Tuesday, September 08, 2009

Thinking Back on Boulder and Prayer Flags

Around 30 years ago, I lived in Boulder, Colorado for a spell. Except for a brief, one-day visit in 1991, I haven't been back there since.

Boulder was a remarkable town in those days. This was before the check-of-the-month club moved in, and they blocked off Pearl Street. Everybody knew everybody else, and there was that small, mountain town spirit, universally understood in the West, but difficult to describe -- one of those things you have to experience to understand.

When I passed through in 1991, I didn't recognize the place. I imagine it is all for the worse now. People tell me that Jon Benet thing ruined the town, but I really don't know. Usually, a town gets ruined for a whole lot more than just one reason, and the events that people think are so singular are just catalysts.

Anyway, I was relaxing in Boulder, doing a little climbing and so forth, and it was always my custom to string up prayer flags in the mountains. The problem was, the winds were always tearing them down, so I would have to go back up and re-string them, and after a while, this became tiresome.

So, I started doing what climbers all over the world do, which is cannibalize the gear to hang the prayer flags.

I don't technical climb anymore, but I still hang prayer flags. About the best thing I've found for that is what they call "nuts," as seen in the above photo. These come in different sizes and configurations, but they all work the same way. You wedge them in crevices in the rocks. They go in so tight that you need a special tool to remove them, and that is seen in the photo as well. One chief advantage these have is they are among the cheapest components you can find -- maybe $6.00 to $8.00 -- and you can buy them almost everywhere.

You can also use pitons, but they will rust out over time. Pitons were once the staple of rock climbing, but for some strange reason, they are getting more and more difficult to find. I suppose it has something to do with environmentalism. In the old days, you bashed them in and then left them for the next time. Pretty soon, all the popular climbing spots were like pincushions. The trend these days is to leave no trace, which apart from being environmentally sound is also safer.

There are a number of other anchors available, and the one you wind up using is dictated by the rock you're working with no less than your budget.

You send a loop or a runner out from one of these, and then tie the flags to the runner. It works really well.

Why do you go to all this trouble? Well, if you just tie the flags to a rock or something, the flags saw against the rock in the wind and break.

If you have the right sort of rock, and it is a traditional place for prayer flags, you can even do a permanent installation. You take a 3 pound drilling hammer and a star drill, then drill a hole for a bolt. You can use an expansion bolt or epoxy, or both. You definitely don't want to do this on public land.
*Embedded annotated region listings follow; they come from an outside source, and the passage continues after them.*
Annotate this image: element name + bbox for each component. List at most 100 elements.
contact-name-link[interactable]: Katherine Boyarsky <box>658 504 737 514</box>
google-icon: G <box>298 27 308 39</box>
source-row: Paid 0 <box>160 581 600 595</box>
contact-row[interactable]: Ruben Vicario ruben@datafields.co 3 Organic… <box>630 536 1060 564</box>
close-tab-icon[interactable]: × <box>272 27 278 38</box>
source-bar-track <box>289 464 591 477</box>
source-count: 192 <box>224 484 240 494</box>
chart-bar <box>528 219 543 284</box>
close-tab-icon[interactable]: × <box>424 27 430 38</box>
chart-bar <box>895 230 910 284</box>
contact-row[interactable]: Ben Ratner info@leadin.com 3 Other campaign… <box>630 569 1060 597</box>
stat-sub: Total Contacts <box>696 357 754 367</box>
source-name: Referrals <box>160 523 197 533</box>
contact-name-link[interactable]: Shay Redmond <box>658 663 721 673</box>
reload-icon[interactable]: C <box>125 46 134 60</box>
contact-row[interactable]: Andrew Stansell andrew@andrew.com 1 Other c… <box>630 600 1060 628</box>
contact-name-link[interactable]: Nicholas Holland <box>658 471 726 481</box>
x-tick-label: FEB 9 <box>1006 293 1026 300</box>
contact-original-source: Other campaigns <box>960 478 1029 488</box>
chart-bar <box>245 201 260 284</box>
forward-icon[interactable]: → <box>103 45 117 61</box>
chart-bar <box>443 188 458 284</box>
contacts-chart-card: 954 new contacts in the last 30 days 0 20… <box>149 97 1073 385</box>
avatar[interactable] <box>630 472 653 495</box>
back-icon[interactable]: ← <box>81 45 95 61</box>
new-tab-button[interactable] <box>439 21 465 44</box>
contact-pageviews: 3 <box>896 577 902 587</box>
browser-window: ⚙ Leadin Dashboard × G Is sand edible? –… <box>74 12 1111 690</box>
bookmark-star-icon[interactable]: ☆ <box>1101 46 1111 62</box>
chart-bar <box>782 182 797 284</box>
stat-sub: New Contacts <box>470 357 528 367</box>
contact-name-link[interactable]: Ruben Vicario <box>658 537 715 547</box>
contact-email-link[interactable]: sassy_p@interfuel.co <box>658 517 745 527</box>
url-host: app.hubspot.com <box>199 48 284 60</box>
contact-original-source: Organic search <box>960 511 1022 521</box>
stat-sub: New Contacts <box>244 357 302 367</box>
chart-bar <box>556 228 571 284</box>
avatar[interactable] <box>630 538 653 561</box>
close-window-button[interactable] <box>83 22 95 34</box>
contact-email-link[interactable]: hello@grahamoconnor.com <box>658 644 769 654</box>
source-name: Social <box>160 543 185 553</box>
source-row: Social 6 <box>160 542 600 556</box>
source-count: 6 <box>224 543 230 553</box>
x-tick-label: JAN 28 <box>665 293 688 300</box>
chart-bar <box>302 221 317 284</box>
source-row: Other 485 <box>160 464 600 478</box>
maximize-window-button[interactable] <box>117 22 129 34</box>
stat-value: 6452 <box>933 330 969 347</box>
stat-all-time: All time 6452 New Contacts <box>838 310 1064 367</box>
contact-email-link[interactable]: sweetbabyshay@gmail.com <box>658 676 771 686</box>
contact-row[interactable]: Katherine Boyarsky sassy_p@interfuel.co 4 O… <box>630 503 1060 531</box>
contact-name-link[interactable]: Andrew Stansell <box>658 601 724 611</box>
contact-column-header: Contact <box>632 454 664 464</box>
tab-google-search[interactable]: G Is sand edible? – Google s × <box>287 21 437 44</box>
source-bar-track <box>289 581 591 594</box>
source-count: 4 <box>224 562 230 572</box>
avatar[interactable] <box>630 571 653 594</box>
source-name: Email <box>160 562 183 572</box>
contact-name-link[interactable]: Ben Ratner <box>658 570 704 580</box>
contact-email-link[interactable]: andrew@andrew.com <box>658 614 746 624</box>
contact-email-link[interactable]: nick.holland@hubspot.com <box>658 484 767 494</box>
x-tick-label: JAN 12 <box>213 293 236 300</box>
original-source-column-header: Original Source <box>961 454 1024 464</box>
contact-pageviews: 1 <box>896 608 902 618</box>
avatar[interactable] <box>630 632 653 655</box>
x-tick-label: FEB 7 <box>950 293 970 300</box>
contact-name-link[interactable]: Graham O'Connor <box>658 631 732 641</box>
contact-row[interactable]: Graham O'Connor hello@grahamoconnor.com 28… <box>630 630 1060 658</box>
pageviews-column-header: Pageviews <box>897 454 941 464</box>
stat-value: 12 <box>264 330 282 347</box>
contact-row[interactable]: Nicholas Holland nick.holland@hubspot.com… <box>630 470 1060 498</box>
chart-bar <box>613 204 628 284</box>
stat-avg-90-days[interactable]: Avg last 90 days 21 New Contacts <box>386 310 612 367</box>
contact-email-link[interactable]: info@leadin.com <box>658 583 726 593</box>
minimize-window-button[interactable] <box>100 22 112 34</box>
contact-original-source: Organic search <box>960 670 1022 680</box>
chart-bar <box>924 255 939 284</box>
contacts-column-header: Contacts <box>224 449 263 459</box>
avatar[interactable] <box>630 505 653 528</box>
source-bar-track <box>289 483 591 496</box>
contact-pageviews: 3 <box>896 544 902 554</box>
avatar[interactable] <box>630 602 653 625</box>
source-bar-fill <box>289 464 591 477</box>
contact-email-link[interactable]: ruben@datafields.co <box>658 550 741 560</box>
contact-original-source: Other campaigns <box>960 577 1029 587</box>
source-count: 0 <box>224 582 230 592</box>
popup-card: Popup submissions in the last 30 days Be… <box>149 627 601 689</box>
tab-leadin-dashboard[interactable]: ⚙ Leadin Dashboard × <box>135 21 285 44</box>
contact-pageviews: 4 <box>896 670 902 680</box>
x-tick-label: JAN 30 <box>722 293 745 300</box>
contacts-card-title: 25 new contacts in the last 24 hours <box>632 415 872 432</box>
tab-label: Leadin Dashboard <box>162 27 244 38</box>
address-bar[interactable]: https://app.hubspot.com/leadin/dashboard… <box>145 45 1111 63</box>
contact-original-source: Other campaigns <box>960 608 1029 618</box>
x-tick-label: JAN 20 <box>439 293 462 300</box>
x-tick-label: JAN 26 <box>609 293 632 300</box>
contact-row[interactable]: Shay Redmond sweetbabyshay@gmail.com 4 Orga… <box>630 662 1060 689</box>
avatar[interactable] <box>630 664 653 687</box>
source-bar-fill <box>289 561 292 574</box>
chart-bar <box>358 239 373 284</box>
By the way -- if you want to know which prayer flags last the longest, I would heartily recommend the ones from Radiant Heart.

We opened this post with a photograph of Boulder's famous Flatirons, which people have been climbing for decades now. In around 1977, a rather celebrated lama friend of mine came to visit me, and we sat out in that meadow you see in the foreground. We were discussing a naturalist's book I planned to write, which was along the lines of "A Day in the Life of A Field." We were having a good time doing that, when all of a sudden we spied a climber way up on the face of Number 3.

"There is a man who likes to make his own obstacles," the lama commented.

I have thought a lot about that remark ever since. I used to think that the sentence was incomplete, i.e., "There is a man who likes to make his own obstacles, for the pleasure of making his own solutions." But, as time went by, I came to the conclusion that we are all bewildered enough without believing in solutions.

You can throw a lot of metaphors off a mountain peak -- as many as sparks from a garuda's beak. Sooner or later you'll get tired of it, and the mountain can go back to being a mountain, and you can go back to being you.